En cuanto a Los cuatro grandes mayúsculos y la doncella Tibérida, el planteamiento narrativo es el de una parodia de las historias de caballerías trufada con divertidos elementos de ciencia ficción: los cuatro poderosos caballeros que protagonizan el relato -el Aborista, el del Norte, el de las Nieves y el Galiante- y que representan las cuatro potencias triunfadoras de la guerra mundial, cabalgan “Rocitanques”, manejan una “lanza tómica” y “espadas-cohetes”, y sus batidores montan en “motocorceles”. Alguien les pide ayuda para socorrer a la doncella Tibérida, a la que se muestra salvajemente flagelada y maltratada por el malvado Francacaseno -repárese en las resonancias sonoras y literarias del nombre-, descrito como “un tipejo rechonchuelillo, cachigordo, lomienhiesto -sin duda por lo ceñidamente encorsetado- de nariz recorva, papo inflado, manecitas de lindo y color de Judas” (p. 81) y objeto, además, fuera de este texto, de otro furibundo soneto del autor titulado “Paca, la Franca Mona”.

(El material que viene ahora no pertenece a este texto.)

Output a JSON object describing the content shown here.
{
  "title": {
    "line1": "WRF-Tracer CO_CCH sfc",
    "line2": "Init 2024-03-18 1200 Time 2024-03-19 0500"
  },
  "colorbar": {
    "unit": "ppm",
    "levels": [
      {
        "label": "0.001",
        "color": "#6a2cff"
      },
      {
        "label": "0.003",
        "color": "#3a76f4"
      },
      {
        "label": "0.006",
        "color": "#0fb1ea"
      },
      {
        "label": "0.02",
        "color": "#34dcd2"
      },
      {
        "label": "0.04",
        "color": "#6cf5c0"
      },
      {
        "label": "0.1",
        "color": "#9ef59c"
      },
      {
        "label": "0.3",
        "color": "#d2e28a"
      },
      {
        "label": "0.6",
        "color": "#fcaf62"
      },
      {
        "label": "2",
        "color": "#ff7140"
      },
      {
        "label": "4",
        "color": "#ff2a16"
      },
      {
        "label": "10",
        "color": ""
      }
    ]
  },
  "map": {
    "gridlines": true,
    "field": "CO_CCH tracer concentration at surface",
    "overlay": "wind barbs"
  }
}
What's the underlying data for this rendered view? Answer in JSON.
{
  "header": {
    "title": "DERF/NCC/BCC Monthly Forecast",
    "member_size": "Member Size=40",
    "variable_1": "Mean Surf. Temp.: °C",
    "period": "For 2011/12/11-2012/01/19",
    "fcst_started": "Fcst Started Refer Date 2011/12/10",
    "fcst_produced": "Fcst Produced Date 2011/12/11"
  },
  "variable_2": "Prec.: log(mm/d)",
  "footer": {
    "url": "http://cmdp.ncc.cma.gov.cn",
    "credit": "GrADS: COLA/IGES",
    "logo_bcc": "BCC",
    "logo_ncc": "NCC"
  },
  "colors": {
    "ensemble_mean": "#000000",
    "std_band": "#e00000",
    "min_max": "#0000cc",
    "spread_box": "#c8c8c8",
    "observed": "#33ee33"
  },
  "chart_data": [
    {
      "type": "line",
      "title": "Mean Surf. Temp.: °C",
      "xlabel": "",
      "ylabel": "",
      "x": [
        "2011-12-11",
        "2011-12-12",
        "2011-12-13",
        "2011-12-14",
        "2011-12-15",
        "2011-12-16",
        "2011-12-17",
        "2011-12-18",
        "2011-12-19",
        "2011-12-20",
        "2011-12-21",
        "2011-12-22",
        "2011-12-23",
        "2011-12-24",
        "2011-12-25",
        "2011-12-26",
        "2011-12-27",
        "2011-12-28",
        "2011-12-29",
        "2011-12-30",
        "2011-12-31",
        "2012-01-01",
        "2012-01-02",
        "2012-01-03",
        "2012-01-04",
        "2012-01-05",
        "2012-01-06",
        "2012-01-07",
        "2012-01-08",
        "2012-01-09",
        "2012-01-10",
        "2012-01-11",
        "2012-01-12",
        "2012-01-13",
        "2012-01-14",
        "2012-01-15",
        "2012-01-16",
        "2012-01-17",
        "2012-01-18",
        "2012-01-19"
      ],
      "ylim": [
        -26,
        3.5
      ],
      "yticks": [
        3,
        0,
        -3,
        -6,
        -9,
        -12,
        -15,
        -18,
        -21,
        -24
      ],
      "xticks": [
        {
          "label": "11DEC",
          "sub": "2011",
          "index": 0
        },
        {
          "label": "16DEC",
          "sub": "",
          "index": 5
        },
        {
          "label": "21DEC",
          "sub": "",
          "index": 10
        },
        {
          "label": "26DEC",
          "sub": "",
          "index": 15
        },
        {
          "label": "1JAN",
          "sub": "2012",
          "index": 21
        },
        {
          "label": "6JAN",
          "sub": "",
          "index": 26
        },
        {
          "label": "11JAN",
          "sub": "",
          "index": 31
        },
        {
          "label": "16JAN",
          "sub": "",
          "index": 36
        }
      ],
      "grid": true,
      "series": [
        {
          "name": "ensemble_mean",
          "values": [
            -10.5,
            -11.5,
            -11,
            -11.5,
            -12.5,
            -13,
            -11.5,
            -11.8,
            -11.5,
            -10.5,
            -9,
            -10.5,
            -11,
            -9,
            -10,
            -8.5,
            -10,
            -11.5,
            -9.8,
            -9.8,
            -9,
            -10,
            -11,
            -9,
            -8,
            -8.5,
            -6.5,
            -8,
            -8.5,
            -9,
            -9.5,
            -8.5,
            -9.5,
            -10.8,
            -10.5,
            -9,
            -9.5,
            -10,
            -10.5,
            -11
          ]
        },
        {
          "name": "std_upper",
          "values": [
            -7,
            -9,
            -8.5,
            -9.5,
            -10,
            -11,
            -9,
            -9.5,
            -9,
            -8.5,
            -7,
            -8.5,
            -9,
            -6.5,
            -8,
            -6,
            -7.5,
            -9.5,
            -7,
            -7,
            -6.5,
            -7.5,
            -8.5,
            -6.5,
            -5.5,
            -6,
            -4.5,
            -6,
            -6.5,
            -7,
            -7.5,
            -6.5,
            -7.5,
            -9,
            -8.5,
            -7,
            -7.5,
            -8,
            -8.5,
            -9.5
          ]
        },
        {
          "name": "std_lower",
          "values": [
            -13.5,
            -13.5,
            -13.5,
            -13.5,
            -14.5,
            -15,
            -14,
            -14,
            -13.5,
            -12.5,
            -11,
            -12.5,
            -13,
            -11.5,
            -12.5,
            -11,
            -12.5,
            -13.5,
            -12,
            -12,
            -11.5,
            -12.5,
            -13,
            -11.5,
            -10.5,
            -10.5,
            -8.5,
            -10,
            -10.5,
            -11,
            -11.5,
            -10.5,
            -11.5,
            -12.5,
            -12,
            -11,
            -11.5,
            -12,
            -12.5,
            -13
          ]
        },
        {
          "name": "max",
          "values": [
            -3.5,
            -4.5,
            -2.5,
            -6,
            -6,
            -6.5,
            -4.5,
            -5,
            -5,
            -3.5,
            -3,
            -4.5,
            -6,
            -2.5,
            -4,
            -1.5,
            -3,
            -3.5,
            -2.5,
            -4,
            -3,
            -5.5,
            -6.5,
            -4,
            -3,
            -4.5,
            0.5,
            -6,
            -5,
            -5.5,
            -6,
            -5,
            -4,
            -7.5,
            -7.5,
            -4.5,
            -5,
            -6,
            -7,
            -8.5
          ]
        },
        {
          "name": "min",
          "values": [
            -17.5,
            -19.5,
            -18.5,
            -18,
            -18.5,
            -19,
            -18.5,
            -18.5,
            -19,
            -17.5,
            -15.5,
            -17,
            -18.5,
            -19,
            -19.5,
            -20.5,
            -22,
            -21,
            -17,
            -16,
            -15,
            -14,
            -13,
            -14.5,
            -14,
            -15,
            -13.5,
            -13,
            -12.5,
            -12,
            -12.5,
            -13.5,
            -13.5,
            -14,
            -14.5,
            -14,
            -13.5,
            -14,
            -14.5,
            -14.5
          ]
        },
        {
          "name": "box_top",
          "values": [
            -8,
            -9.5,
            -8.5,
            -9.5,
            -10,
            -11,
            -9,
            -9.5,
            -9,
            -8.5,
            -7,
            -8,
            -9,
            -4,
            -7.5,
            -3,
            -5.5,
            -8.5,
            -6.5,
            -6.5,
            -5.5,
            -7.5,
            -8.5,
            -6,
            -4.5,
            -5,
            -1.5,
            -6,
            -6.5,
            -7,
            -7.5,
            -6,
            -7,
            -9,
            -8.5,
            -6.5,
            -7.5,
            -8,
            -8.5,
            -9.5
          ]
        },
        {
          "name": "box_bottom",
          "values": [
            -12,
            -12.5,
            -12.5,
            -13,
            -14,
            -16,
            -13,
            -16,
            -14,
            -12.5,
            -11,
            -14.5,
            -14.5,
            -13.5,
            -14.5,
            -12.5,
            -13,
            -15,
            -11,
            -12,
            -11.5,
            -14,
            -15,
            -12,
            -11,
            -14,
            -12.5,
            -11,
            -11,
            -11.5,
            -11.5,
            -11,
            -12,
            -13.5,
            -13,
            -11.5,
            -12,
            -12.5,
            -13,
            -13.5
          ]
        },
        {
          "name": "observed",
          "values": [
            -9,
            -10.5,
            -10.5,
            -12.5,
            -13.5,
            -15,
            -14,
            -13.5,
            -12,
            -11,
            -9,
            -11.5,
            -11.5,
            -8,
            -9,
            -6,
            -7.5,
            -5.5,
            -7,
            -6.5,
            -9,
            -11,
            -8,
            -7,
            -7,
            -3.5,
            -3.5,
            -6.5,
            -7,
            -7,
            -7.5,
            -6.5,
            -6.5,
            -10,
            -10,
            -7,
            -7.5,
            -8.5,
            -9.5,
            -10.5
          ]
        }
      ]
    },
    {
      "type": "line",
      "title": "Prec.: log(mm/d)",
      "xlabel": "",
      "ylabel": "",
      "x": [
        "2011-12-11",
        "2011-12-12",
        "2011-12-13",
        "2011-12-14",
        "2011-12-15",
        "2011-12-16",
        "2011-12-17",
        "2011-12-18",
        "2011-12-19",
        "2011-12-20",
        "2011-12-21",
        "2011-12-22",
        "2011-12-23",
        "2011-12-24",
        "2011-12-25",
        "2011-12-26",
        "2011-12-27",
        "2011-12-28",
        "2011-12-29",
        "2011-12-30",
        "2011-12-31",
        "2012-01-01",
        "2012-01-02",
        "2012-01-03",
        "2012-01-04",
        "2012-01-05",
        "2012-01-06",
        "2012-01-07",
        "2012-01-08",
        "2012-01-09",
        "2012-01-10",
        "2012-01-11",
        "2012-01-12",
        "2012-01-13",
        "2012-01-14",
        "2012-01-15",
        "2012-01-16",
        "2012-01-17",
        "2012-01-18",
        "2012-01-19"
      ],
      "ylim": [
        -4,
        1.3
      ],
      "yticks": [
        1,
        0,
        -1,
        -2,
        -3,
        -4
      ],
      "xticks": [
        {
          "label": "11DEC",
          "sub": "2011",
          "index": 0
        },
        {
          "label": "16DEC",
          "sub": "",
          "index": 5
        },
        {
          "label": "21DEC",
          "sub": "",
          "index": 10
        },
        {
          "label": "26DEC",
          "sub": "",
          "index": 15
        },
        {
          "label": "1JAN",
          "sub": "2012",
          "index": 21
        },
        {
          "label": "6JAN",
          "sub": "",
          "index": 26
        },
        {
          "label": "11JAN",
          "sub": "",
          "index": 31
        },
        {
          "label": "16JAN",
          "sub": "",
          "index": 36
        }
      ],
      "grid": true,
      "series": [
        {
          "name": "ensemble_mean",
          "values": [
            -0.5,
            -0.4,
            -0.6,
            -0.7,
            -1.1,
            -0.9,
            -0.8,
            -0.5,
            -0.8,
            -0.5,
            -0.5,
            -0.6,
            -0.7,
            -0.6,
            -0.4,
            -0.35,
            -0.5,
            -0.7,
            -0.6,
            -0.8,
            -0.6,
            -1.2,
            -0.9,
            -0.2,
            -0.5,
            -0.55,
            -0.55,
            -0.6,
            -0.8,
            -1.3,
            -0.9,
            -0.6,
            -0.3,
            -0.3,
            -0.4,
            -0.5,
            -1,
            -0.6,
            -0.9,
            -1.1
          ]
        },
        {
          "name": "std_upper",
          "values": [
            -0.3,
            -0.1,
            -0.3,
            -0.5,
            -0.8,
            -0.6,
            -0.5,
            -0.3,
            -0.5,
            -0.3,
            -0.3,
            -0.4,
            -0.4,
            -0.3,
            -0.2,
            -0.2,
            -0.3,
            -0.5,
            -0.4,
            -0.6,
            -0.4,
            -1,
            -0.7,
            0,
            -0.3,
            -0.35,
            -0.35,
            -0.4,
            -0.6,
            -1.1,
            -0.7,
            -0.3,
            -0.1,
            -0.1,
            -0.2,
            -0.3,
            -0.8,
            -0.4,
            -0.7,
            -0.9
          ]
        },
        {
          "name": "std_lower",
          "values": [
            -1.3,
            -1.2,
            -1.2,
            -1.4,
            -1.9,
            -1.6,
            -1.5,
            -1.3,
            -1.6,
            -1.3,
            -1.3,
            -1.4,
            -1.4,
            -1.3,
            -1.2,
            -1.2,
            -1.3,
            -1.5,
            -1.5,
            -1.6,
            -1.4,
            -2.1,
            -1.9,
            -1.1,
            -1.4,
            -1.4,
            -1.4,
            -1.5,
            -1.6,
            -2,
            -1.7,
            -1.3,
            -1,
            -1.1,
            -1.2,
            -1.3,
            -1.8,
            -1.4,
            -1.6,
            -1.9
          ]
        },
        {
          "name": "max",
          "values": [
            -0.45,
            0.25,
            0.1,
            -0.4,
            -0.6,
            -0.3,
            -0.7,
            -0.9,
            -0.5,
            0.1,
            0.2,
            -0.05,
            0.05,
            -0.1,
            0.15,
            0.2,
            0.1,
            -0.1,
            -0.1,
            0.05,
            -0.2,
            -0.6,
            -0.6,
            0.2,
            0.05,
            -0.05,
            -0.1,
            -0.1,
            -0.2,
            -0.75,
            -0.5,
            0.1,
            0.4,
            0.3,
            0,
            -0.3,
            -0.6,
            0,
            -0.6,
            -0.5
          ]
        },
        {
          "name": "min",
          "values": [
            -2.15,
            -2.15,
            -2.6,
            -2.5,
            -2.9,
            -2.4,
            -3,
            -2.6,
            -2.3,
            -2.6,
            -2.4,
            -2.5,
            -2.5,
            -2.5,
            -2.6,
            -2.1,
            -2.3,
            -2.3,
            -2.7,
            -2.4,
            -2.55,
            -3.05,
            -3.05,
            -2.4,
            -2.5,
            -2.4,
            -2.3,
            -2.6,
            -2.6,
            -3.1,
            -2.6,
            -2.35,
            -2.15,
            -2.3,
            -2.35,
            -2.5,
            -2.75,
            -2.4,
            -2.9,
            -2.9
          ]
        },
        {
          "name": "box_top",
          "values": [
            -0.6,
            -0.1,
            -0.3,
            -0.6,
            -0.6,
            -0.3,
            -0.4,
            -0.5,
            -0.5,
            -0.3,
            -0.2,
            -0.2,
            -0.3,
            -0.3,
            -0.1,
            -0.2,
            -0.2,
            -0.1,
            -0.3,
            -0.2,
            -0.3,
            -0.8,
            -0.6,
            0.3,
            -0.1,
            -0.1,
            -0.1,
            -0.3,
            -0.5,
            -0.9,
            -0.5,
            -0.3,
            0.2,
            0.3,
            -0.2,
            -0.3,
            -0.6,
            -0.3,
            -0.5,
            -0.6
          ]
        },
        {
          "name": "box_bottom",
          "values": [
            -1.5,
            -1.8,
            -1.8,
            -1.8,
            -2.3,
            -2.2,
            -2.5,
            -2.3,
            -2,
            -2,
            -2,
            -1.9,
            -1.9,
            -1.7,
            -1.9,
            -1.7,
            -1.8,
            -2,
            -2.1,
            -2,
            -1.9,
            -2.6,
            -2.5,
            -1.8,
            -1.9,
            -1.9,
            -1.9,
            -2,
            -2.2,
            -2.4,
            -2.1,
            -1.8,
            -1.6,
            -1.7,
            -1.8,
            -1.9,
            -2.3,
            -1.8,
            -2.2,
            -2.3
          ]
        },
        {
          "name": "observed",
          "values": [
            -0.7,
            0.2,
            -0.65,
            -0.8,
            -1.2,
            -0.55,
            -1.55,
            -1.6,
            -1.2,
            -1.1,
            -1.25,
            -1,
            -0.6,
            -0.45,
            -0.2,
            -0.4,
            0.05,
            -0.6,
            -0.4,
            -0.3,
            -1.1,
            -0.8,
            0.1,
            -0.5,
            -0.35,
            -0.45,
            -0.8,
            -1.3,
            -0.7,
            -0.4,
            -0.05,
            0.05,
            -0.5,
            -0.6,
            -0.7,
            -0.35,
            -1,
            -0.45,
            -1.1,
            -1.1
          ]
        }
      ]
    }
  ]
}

La decisión adoptada por las cuatro potencias en 1946, desentendiéndose definitivamente de España con el pretexto de no intervenir en sus asuntos internos y fortaleciendo así la dictadura, es el motivo que desencadena esta implacable y vitriólica diatriba, en la que las excusas justificativas de los grandes se enmascaran con sutilezas lingüísticas propias del lenguaje diplomático -aquí, las grotescas diferencias entre “acto” y “pacto”, entre “liberar” y “deliberar”-, lo que enlaza con una de las preocupaciones de Salinas, expresada con frecuencia en sus ensayos y en otras obras y que continúa siendo actual: la perversión del lenguaje, su utilización retorcida para ocultar la verdad, su usurpación por una clase política siempre más empeñada en defender sus propios intereses que el bien de los ciudadanos. En conjunto, Los cuatro grandes mayúsculos y la doncella Tibérida es un ejemplo sobresaliente de sátira acerada y también una muestra rotunda de inventiva verbal y de espléndida escritura que confirma, por si aún hacía falta después de narraciones como La bomba increíble, la capacidad crítica del autor. Se entiende que Pedro Salinas, a la sazón profesor en una universidad norteamericana, no se decidiese a publicar algo que iba en contra de la actitud “oficial” de los aliados respecto a España.
Pero ambas obras sugieren también algo más: que la literatura, además de puro entretenimiento, puede ser un arma de combate -un arma incruenta, claro está- sin dejar de ser literatura. No sirve para derrocar regímenes políticos, ni para vencer a ejércitos, pero sí para despertar conciencias aletargadas, para inyectar en los lectores el sentido de la dignidad, el ideal de la justicia y la repulsa de la mentira. Hay, pues, una vertiente moral que a menudo se deja a un lado o se desdeña y que, sin embargo, resulta un factor indisociable de toda obra artística. Y conviene recuperar estas ideas, aunque sea gracias a estos dos breves textos, compuestos hace más de sesenta años como simple desahogo personal y convertidos ahora, con su afortunado rescate, en valioso testimonio de nuestro pasado.